By Jim Lengel
Editor’s note: Jim Lengel, of Duxbury and Lake Elmore, started teaching in Vermont in 1972, worked for the state board of education for 15 years, and retired back in Vermont after helping schools all over the world improve the quality of teaching and learning.
Our executive and legislative branches have failed during this biennium to come up with a workable education reform. It’s too late now to hash out a useful solution, but that’s no reason to give up.
We need to move forward toward a public school system that provides equal and better educational quality, with community control and lower costs.
Here are a few alternative steps, along with a workable timeframe to achieve true education reform.
1. Design sustainable K-12 districts (2025-2026)
Our current hodgepodge of 251 towns, 119 school districts, 53 supervisory unions and untold numbers of merged, unified, contract and union districts is irrational, expensive, unsustainable and not in the best interests of students. Instead, a revived state board of education should design new districts around where our students live, where our schools are located and the existing organic patterns of sending and receiving schools.
Each district should include at least one high school along with its sending elementary and middle schools. Most of our public education works this way already, accounting for 90% of our students. For those few places where the K-12 pattern is confused, the board will help the communities develop a solid solution.
2. Work with communities to improve K-12 quality and equity (2025-ongoing)
The state board should define, in broad outlines, and with deep community involvement, the elements of a quality education: the experiences and opportunities each Vermont student should enjoy at elementary, middle and high school. Most of the new K-12 districts will already meet these standards; some of the lower-spending ones may not.
With help from the state board, these districts will develop a plan for improvement. At the same time, a few high-spending districts may need to examine how they might lower costs with the least effect on quality.

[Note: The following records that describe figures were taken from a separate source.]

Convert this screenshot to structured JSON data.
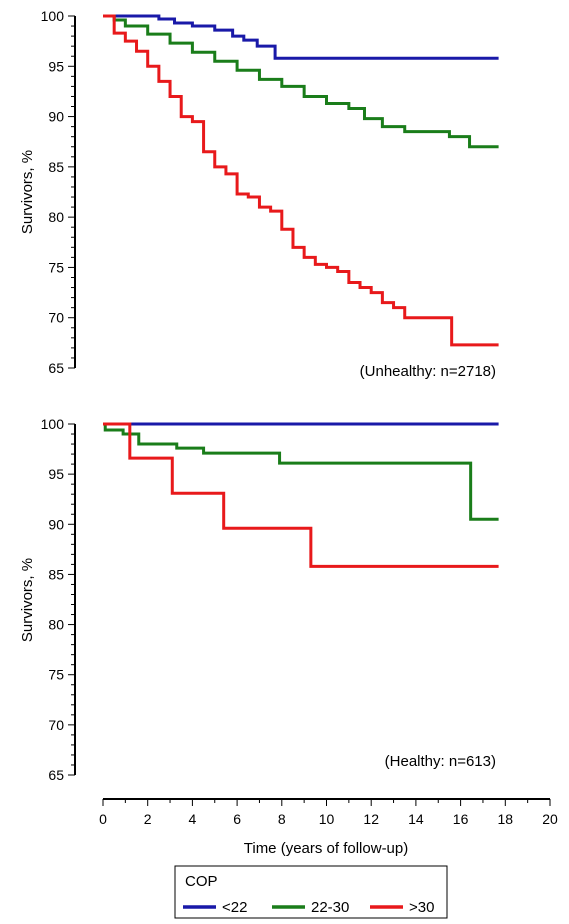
{
  "colors": {
    "cop_lt22": "#1919a8",
    "cop_22_30": "#1a7d1a",
    "cop_gt30": "#e8191b",
    "axis": "#000000"
  },
  "chart_data": [
    {
      "type": "line",
      "step": true,
      "panel": "top",
      "annotation": "(Unhealthy: n=2718)",
      "ylabel": "Survivors, %",
      "xlabel": "",
      "ylim": [
        65,
        100
      ],
      "yticks": [
        100,
        95,
        90,
        85,
        80,
        75,
        70,
        65
      ],
      "series": [
        {
          "name": "<22",
          "color": "#1919a8",
          "x": [
            0,
            1.5,
            2.5,
            3.2,
            4.0,
            5.0,
            5.8,
            6.3,
            6.9,
            7.7,
            17.7
          ],
          "y": [
            100,
            100,
            99.7,
            99.3,
            99.0,
            98.6,
            98.0,
            97.6,
            97.0,
            95.8,
            95.8
          ]
        },
        {
          "name": "22-30",
          "color": "#1a7d1a",
          "x": [
            0,
            0.5,
            1,
            2,
            3,
            4,
            5,
            6,
            7,
            8,
            9,
            10,
            11,
            11.7,
            12.5,
            13.5,
            15.5,
            16.4,
            17.7
          ],
          "y": [
            100,
            99.6,
            99.0,
            98.2,
            97.3,
            96.4,
            95.5,
            94.6,
            93.7,
            93.0,
            92.0,
            91.3,
            90.8,
            89.8,
            89.0,
            88.5,
            88.0,
            87.0,
            87.0
          ]
        },
        {
          "name": ">30",
          "color": "#e8191b",
          "x": [
            0,
            0.5,
            1,
            1.5,
            2,
            2.5,
            3,
            3.5,
            4,
            4.5,
            5,
            5.5,
            6,
            6.5,
            7,
            7.5,
            8,
            8.5,
            9,
            9.5,
            10,
            10.5,
            11,
            11.5,
            12,
            12.5,
            13,
            13.5,
            14,
            15.2,
            15.6,
            17.7
          ],
          "y": [
            100,
            98.3,
            97.5,
            96.5,
            95.0,
            93.5,
            92.0,
            90.0,
            89.5,
            86.5,
            85.0,
            84.3,
            82.3,
            82.0,
            81.0,
            80.6,
            78.8,
            77.0,
            76.0,
            75.3,
            75.0,
            74.6,
            73.5,
            73.0,
            72.5,
            71.5,
            71.0,
            70.0,
            70.0,
            70.0,
            67.3,
            67.3
          ]
        }
      ]
    },
    {
      "type": "line",
      "step": true,
      "panel": "bottom",
      "annotation": "(Healthy: n=613)",
      "ylabel": "Survivors, %",
      "xlabel": "Time (years of follow-up)",
      "xlim": [
        0,
        20
      ],
      "ylim": [
        65,
        100
      ],
      "xticks": [
        0,
        2,
        4,
        6,
        8,
        10,
        12,
        14,
        16,
        18,
        20
      ],
      "yticks": [
        100,
        95,
        90,
        85,
        80,
        75,
        70,
        65
      ],
      "series": [
        {
          "name": "<22",
          "color": "#1919a8",
          "x": [
            0,
            17.7
          ],
          "y": [
            100,
            100
          ]
        },
        {
          "name": "22-30",
          "color": "#1a7d1a",
          "x": [
            0,
            0.1,
            0.9,
            1.6,
            3.3,
            4.5,
            7.9,
            16.3,
            16.45,
            17.7
          ],
          "y": [
            100,
            99.4,
            99.0,
            98.0,
            97.6,
            97.1,
            96.1,
            96.1,
            90.5,
            90.5
          ]
        },
        {
          "name": ">30",
          "color": "#e8191b",
          "x": [
            0,
            1.2,
            3.1,
            5.4,
            9.3,
            17.7
          ],
          "y": [
            100,
            96.6,
            93.1,
            89.6,
            85.8,
            85.8
          ]
        }
      ]
    }
  ],
  "legend": {
    "title": "COP",
    "items": [
      {
        "label": "<22",
        "color": "#1919a8"
      },
      {
        "label": "22-30",
        "color": "#1a7d1a"
      },
      {
        "label": ">30",
        "color": "#e8191b"
      }
    ]
  }
}
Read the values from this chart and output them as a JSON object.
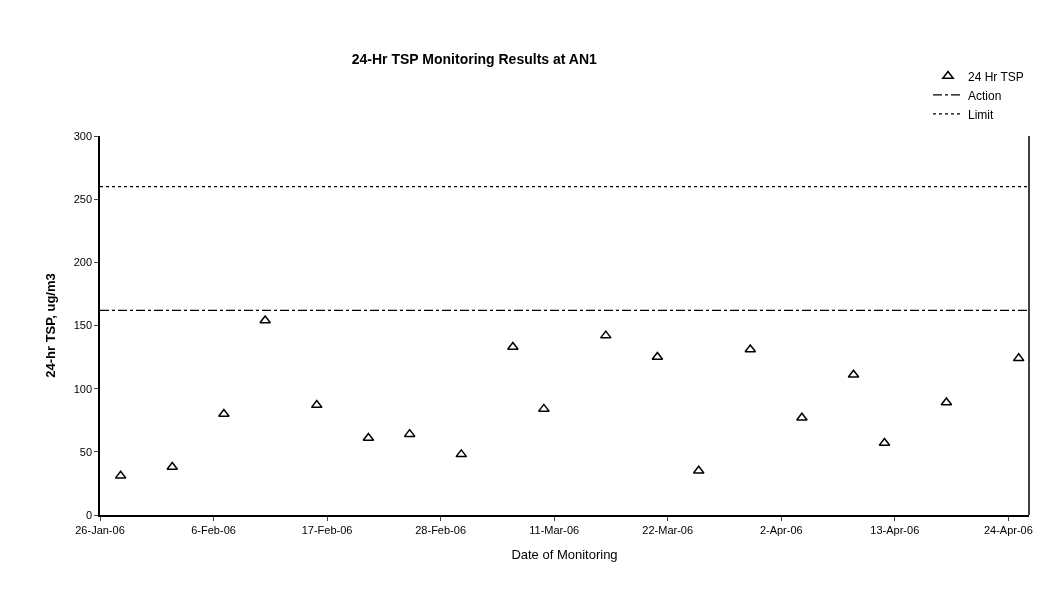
{
  "chart_data": {
    "type": "scatter",
    "title": "24-Hr TSP Monitoring Results at AN1",
    "xlabel": "Date of Monitoring",
    "ylabel": "24-hr TSP, ug/m3",
    "x": [
      "--01-28",
      "--02-02",
      "--02-07",
      "--02-11",
      "--02-16",
      "--02-21",
      "--02-25",
      "--03-02",
      "--03-07",
      "--03-10",
      "--03-16",
      "--03-21",
      "--03-25",
      "--03-30",
      "--04-04",
      "--04-09",
      "--04-12",
      "--04-18",
      "--04-25"
    ],
    "series": [
      {
        "name": "24 Hr TSP",
        "color": "#000000",
        "values": [
          31,
          38,
          80,
          154,
          87,
          61,
          64,
          48,
          133,
          84,
          142,
          125,
          35,
          131,
          77,
          111,
          57,
          89,
          124
        ]
      }
    ],
    "marker": "triangle",
    "ref_lines": [
      {
        "axis": "y",
        "value": 162,
        "label": "Action",
        "color": "#000000",
        "line_style": "dashdot"
      },
      {
        "axis": "y",
        "value": 260,
        "label": "Limit",
        "color": "#000000",
        "line_style": "dotted"
      }
    ],
    "xlim": [
      "--01-26",
      "--04-26"
    ],
    "xticks": [
      {
        "value": "--01-26",
        "label": "26-Jan-06"
      },
      {
        "value": "--02-06",
        "label": "6-Feb-06"
      },
      {
        "value": "--02-17",
        "label": "17-Feb-06"
      },
      {
        "value": "--02-28",
        "label": "28-Feb-06"
      },
      {
        "value": "--03-11",
        "label": "11-Mar-06"
      },
      {
        "value": "--03-22",
        "label": "22-Mar-06"
      },
      {
        "value": "--04-02",
        "label": "2-Apr-06"
      },
      {
        "value": "--04-13",
        "label": "13-Apr-06"
      },
      {
        "value": "--04-24",
        "label": "24-Apr-06"
      }
    ],
    "ylim": [
      0,
      300
    ],
    "yticks": [
      0,
      50,
      100,
      150,
      200,
      250,
      300
    ],
    "legend": "top right"
  }
}
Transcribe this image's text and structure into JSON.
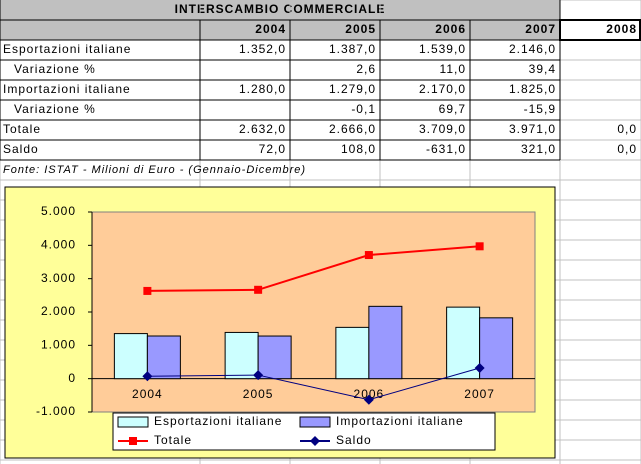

The State Board will assist them in this process.
3. Design a funding system to support these districts (2026-2027)
Once new districts are defined, we can calculate the value of property and income in each, as a first step in developing a funding system that provides enough support for each district to maintain the elements of a quality education.
We expect to find a narrower range of taxable value per student among the larger K-12 districts, thus reducing the need for statewide equalization.
As part of the funding plan, the two main drivers of increased school costs — health insurance and special education — need to be dealt with on a statewide basis.
The new governance, quality and funding system should ensure that each Vermont student, regardless of zipcode, enjoys a quality education, under community control, with an equal share of public resources.